Description Of The Prior Art
The technology of producing semiconductor devices has been continually pressured to increase effective device densities in order to remain cost competitive. As a result, VLSI and ULSI technologies have entered the sub-micron realm of structural dimension and now are approaching physical limits in the nanometer feature size range. In the foreseeable future absolute atomic physical limits will be reached in the conventional two-dimensional approach to semiconductor device design. Traditionally, Dynamic Random Access Memory (DRAM) designers have faced the severest of challenges in advancing technologies. For example, designers of 64K DRAMs were perplexed to learn that a practical physical limit to charge capacity of storage capacitors had already been reached due to the minimum charge necessary to sense signals in the presence of environmental particulate radiation inherently present in fabrication materials. Storage capacitors in the range of 50 femtofarads are now considered to be a physical limit. From a practical view, this limitation prevented the scaling of DRAM capacitors. Reduction of the surface area of a semiconductor substrate utilized by the storage capacitor has been severely restricted. Due to decreases in the thickness of capacitor materials, existing 1 Megabit (1 Mb) DRAM technologies continue to enjoy the freedom of planar device and circuit design. Beginning with 4 Mb DRAMs the world of three-dimensional design has been explored to the extent that the simple single device/capacitor memory cell has been altered to provide the capacitor in a vertical dimension. In such designs, the capacitor has been formed in a trench in the surface of the semiconductor substrate. In yet denser designs, other forms of capacitor design are proposed, such as stacking the capacitor above the transfer device. Additional designs have been proposed in which the device and its associated capacitor are formed within a trench of preferably minimum dimension.
While such design approaches appear to allow progressive increases in density in the near future, they are constrained by the limit of one memory cell per minimum photolithographic dimension. If semiconductor technology is to be extendable, design and process techniques are required which will enable full three-dimensional circuit design in which structural features are measured in tens of Angstroms and multiple circuit features are provided in the vertical dimension.
The world of three-dimensional semiconductor technology is not without precedent. For example, Kendall et al in U.S. Pat. No. 3,962,713 describes a three-dimensional capacitor structure formed by a series of vertical fins in the surface of a semiconductor substrate. The fins are oxidized and coated with a conductor to form the capacitor. Tigelaar et al in U.S. Pat. No. 4,827,323 describe a stacked capacitor for integrated circuit technology formed of a plurality of alternating conductor and dielectric layers in which alternate conductive layers are interconnected at their edges by a pair of vertical conductors.
Various additional 3-dimensional processing features are also known. For example, U.S. Pat. No. 4,764,801 to McLaughlin et al teaches the use of pillar-shaped vertical epitaxial and polysilicon regions interconnected by a plurality of substantially planar, isolated polysilicon layers to form various device structures. U.S. Pat. No. 4,597,003 to Aine et al is also of interest, as it teaches semiconductor etching techniques for forming thin free-standing layers of n-type silicon on the opposite faces of a semiconductor wafer by the preferential etching of p-type semiconductor material.

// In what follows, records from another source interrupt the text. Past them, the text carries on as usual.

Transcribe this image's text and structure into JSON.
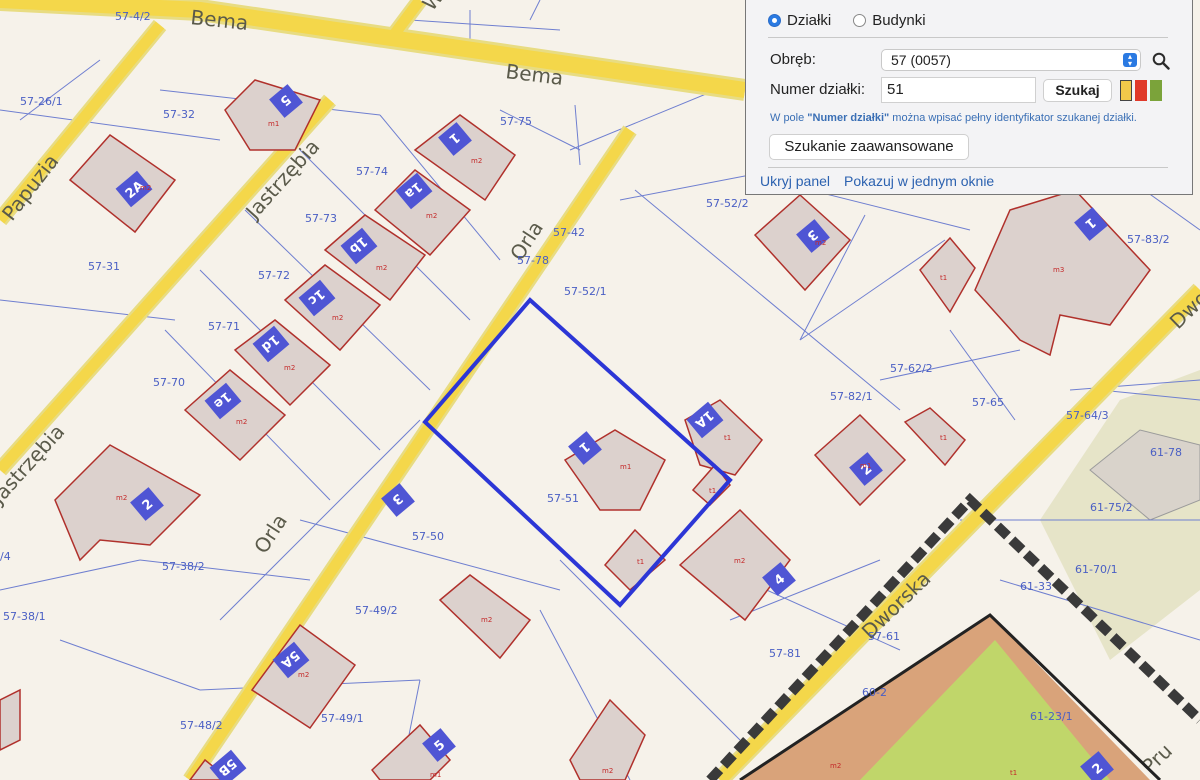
{
  "streets": [
    "Bema",
    "Bema",
    "Papuzia",
    "Jastrzębia",
    "Orla",
    "Orla",
    "Jastrzębia",
    "Dworska",
    "Dwo",
    "Pru",
    "Wr"
  ],
  "parcel_labels": [
    "57-4/2",
    "57-26/1",
    "57-32",
    "57-75",
    "57-74",
    "57-73",
    "57-72",
    "57-71",
    "57-70",
    "57-31",
    "57-42",
    "57-78",
    "57-52/1",
    "57-52/2",
    "57-83/2",
    "57-62/2",
    "57-65",
    "57-82/1",
    "57-64/3",
    "61-78",
    "61-75/2",
    "57-51",
    "57-50",
    "57-38/2",
    "57-38/1",
    "57-49/2",
    "57-49/1",
    "57-48/2",
    "57-81",
    "57-61",
    "60-2",
    "61-33",
    "61-70/1",
    "61-23/1",
    "/4"
  ],
  "house_numbers": [
    "5",
    "2A",
    "1",
    "1a",
    "1b",
    "1c",
    "1d",
    "1e",
    "2",
    "3",
    "1",
    "1A",
    "3",
    "1",
    "2",
    "4",
    "5A",
    "5",
    "5B",
    "2"
  ],
  "building_labels": [
    "m1",
    "m2",
    "m2",
    "m2",
    "m2",
    "m2",
    "m2",
    "m2",
    "m2",
    "m1",
    "t1",
    "t1",
    "m2",
    "m3",
    "t1",
    "t1",
    "m1",
    "m2",
    "m2",
    "m2",
    "m1",
    "m2",
    "t1",
    "t1",
    "m2"
  ],
  "panel": {
    "radio_dzialki": "Działki",
    "radio_budynki": "Budynki",
    "obreb_label": "Obręb:",
    "obreb_value": "57 (0057)",
    "numer_label": "Numer działki:",
    "numer_value": "51",
    "szukaj_label": "Szukaj",
    "hint_prefix": "W pole ",
    "hint_bold": "\"Numer działki\"",
    "hint_suffix": " można wpisać pełny identyfikator szukanej działki.",
    "advanced_label": "Szukanie zaawansowane",
    "hide_label": "Ukryj panel",
    "show_single_label": "Pokazuj w jednym oknie",
    "swatch_colors": [
      "#f2c94a",
      "#e0392a",
      "#7ba33a"
    ]
  }
}
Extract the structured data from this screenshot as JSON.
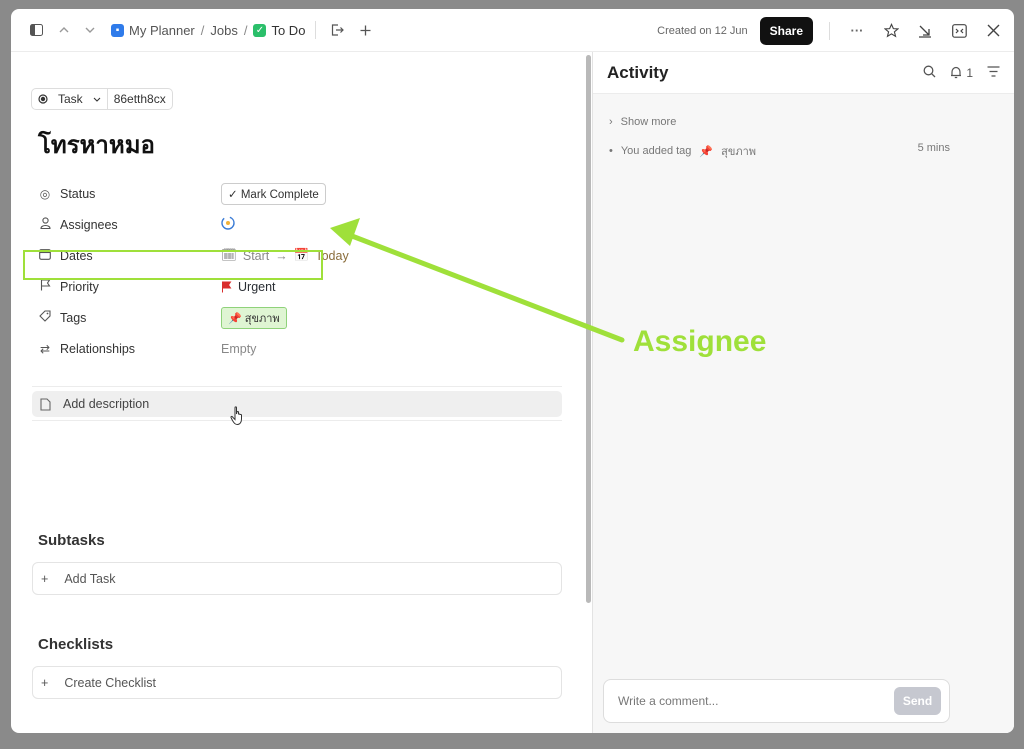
{
  "topbar": {
    "breadcrumb": [
      "My Planner",
      "Jobs",
      "To Do"
    ],
    "sep": "/",
    "created": "Created on 12 Jun",
    "share": "Share",
    "more": "···"
  },
  "task": {
    "type": "Task",
    "id": "86etth8cx",
    "title": "โทรหาหมอ",
    "fields": {
      "status_label": "Status",
      "status_value": "Mark Complete",
      "assignees_label": "Assignees",
      "dates_label": "Dates",
      "dates_start": "Start",
      "dates_arrow": "→",
      "dates_end": "Today",
      "priority_label": "Priority",
      "priority_value": "Urgent",
      "tags_label": "Tags",
      "tags_value": "สุขภาพ",
      "relationships_label": "Relationships",
      "relationships_value": "Empty"
    },
    "add_description": "Add description",
    "subtasks_title": "Subtasks",
    "add_task": "Add Task",
    "checklists_title": "Checklists",
    "create_checklist": "Create Checklist",
    "plus": "+"
  },
  "activity": {
    "title": "Activity",
    "notifications": "1",
    "show_more": "Show more",
    "event": "You added tag",
    "event_tag": "สุขภาพ",
    "event_time": "5 mins",
    "comment_placeholder": "Write a comment...",
    "send": "Send"
  },
  "annotation": {
    "label": "Assignee",
    "color": "#9fe03a"
  },
  "colors": {
    "share_bg": "#111111",
    "planner_icon": "#2f7bea",
    "todo_icon": "#2bbf6a",
    "urgent_flag": "#d92d2d",
    "tag_bg": "#dff5d3"
  }
}
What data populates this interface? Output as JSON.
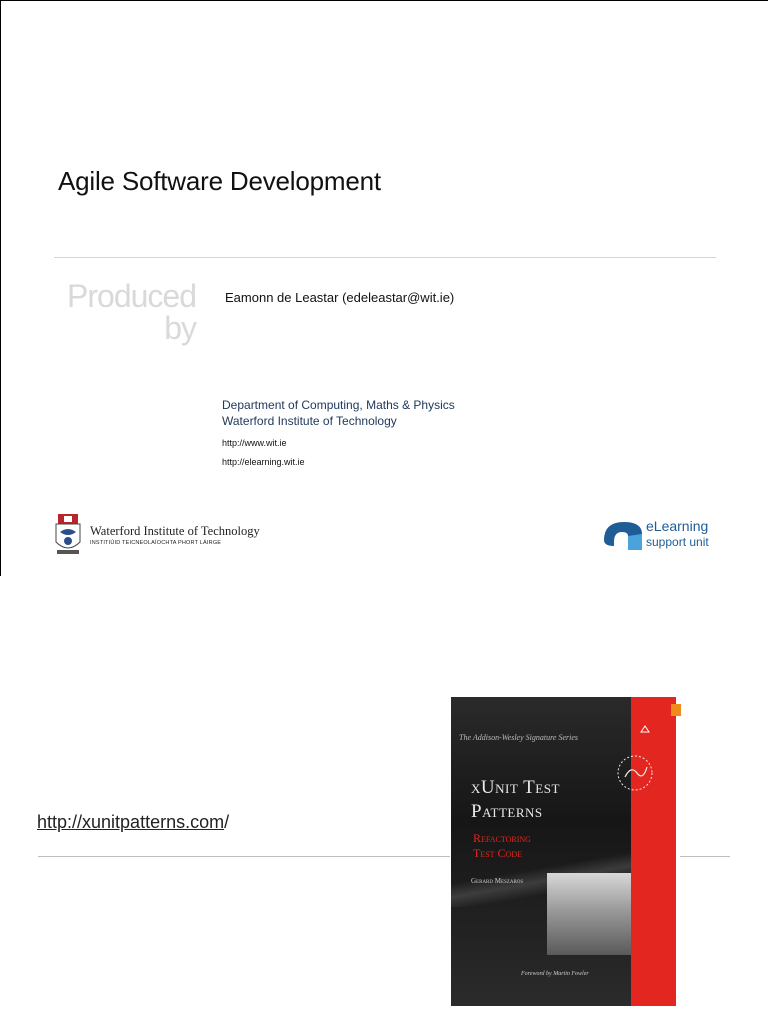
{
  "slide1": {
    "title": "Agile Software Development",
    "produced_by_line1": "Produced",
    "produced_by_line2": "by",
    "author": "Eamonn de Leastar (edeleastar@wit.ie)",
    "department": "Department of Computing, Maths & Physics",
    "institute": "Waterford Institute of Technology",
    "urls": [
      "http://www.wit.ie",
      "http://elearning.wit.ie"
    ],
    "wit_logo": {
      "name": "Waterford Institute of Technology",
      "subtitle": "INSTITIÚID TEICNEOLAÍOCHTA PHORT LÁIRGE"
    },
    "elearning_logo": {
      "line1": "eLearning",
      "line2": "support unit",
      "color": "#1f5d97"
    }
  },
  "slide2": {
    "link_text": "http://xunitpatterns.com",
    "link_suffix": "/",
    "book": {
      "series": "The Addison-Wesley Signature Series",
      "title_line1": "xUnit Test",
      "title_line2": "Patterns",
      "subtitle_line1": "Refactoring",
      "subtitle_line2": "Test Code",
      "author": "Gerard Meszaros",
      "foreword": "Foreword by Martin Fowler",
      "accent_color": "#e3261f"
    }
  }
}
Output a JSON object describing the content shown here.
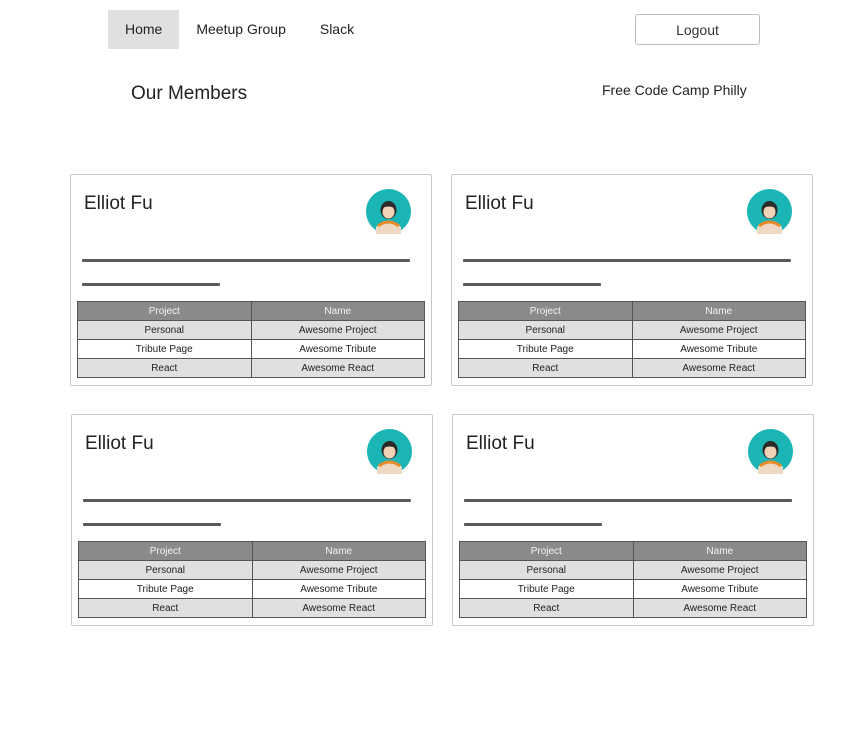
{
  "nav": {
    "items": [
      {
        "label": "Home",
        "active": true
      },
      {
        "label": "Meetup Group",
        "active": false
      },
      {
        "label": "Slack",
        "active": false
      }
    ],
    "logout_label": "Logout"
  },
  "header": {
    "title": "Our Members",
    "org": "Free Code Camp Philly"
  },
  "table_headers": [
    "Project",
    "Name"
  ],
  "members": [
    {
      "name": "Elliot Fu",
      "projects": [
        [
          "Personal",
          "Awesome Project"
        ],
        [
          "Tribute Page",
          "Awesome Tribute"
        ],
        [
          "React",
          "Awesome React"
        ]
      ]
    },
    {
      "name": "Elliot Fu",
      "projects": [
        [
          "Personal",
          "Awesome Project"
        ],
        [
          "Tribute Page",
          "Awesome Tribute"
        ],
        [
          "React",
          "Awesome React"
        ]
      ]
    },
    {
      "name": "Elliot Fu",
      "projects": [
        [
          "Personal",
          "Awesome Project"
        ],
        [
          "Tribute Page",
          "Awesome Tribute"
        ],
        [
          "React",
          "Awesome React"
        ]
      ]
    },
    {
      "name": "Elliot Fu",
      "projects": [
        [
          "Personal",
          "Awesome Project"
        ],
        [
          "Tribute Page",
          "Awesome Tribute"
        ],
        [
          "React",
          "Awesome React"
        ]
      ]
    }
  ],
  "colors": {
    "avatar_bg": "#1cb5b5",
    "active_nav_bg": "#e0e0e0",
    "table_header_bg": "#8a8a8a",
    "row_alt_bg": "#e0e0e0"
  },
  "icons": {
    "avatar": "user-avatar-icon"
  }
}
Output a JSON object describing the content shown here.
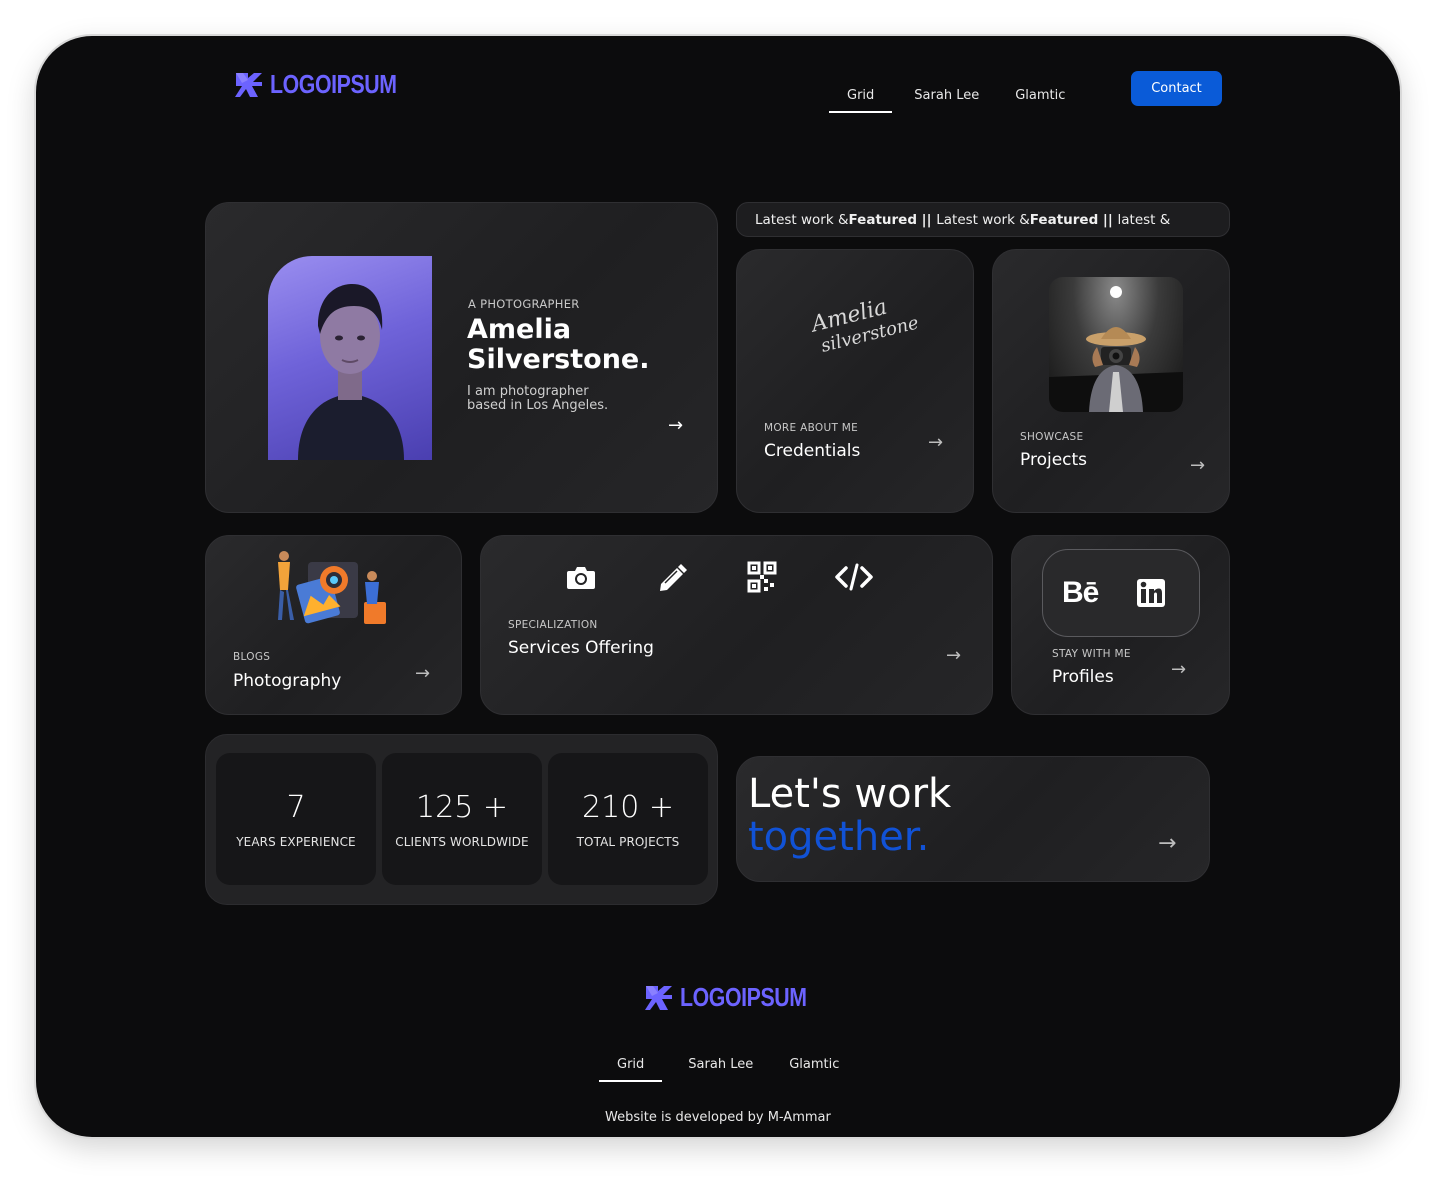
{
  "header": {
    "logo_text": "LOGOIPSUM",
    "nav": [
      {
        "label": "Grid",
        "active": true
      },
      {
        "label": "Sarah Lee",
        "active": false
      },
      {
        "label": "Glamtic",
        "active": false
      }
    ],
    "contact_label": "Contact"
  },
  "ticker": {
    "segments": [
      {
        "text": "Latest work & ",
        "bold": false
      },
      {
        "text": "Featured",
        "bold": true
      },
      {
        "text": " || ",
        "bold": true
      },
      {
        "text": "Latest work & ",
        "bold": false
      },
      {
        "text": "Featured",
        "bold": true
      },
      {
        "text": " || ",
        "bold": true
      },
      {
        "text": "latest &",
        "bold": false
      }
    ]
  },
  "profile": {
    "eyebrow": "A PHOTOGRAPHER",
    "name_line1": "Amelia",
    "name_line2": "Silverstone.",
    "bio_line1": "I am photographer",
    "bio_line2": "based in Los Angeles."
  },
  "credentials": {
    "signature_line1": "Amelia",
    "signature_line2": "silverstone",
    "eyebrow": "MORE ABOUT ME",
    "title": "Credentials"
  },
  "projects": {
    "eyebrow": "SHOWCASE",
    "title": "Projects"
  },
  "blogs": {
    "eyebrow": "BLOGS",
    "title": "Photography"
  },
  "services": {
    "eyebrow": "SPECIALIZATION",
    "title": "Services Offering",
    "icons": [
      "camera-icon",
      "pencil-icon",
      "qr-code-icon",
      "code-icon"
    ]
  },
  "profiles": {
    "eyebrow": "STAY WITH ME",
    "title": "Profiles",
    "behance_label": "Bē",
    "icons": [
      "behance-icon",
      "linkedin-icon"
    ]
  },
  "stats": [
    {
      "value": "7",
      "label": "YEARS EXPERIENCE"
    },
    {
      "value": "125 +",
      "label": "CLIENTS WORLDWIDE"
    },
    {
      "value": "210 +",
      "label": "TOTAL PROJECTS"
    }
  ],
  "cta": {
    "line1": "Let's work",
    "line2": "together."
  },
  "footer": {
    "logo_text": "LOGOIPSUM",
    "nav": [
      {
        "label": "Grid",
        "active": true
      },
      {
        "label": "Sarah Lee",
        "active": false
      },
      {
        "label": "Glamtic",
        "active": false
      }
    ],
    "credit": "Website is developed by M-Ammar"
  },
  "colors": {
    "accent": "#0a5bd8",
    "logo": "#6c63ff",
    "cta_highlight": "#1152d6",
    "background": "#0c0c0d",
    "card": "#252527"
  }
}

Several 3-dimensional semiconductor device structures have been proposed with little or no process or fabrication detail. Both U.S. Pat. No. 4,794,442 to Warner et al. and Published European Application 73,486 of Toyama are examples. The former describes 3-dimensional semiconductor structures formed without metals or insulators through the use of molecular beam deposited epitaxial layers and regions. Device sizes rival conventional planar devices and have dimensions in the 10+ micron range. The latter describes the formation of a multi-level DRAM formed of slabs of semiconductor material including a plurality of memory cells and circuit interconnection means stacked to form a cube-like structure.
Additional three-dimensional semiconductor structures have been described. For example, U.S. Pat. No. 4,675,980 to Lade et al describes a layered device in which layers of insulator and metal are used to form a MOMOM tunnel device U.S. Pat. No. 4,763,179 to Tsubouchi et al describes a DRAM cell in which a buried capacitor is formed by enlarging a trench below the surface of a semiconductor wafer by the selective etching of a dopant introduced into the trench.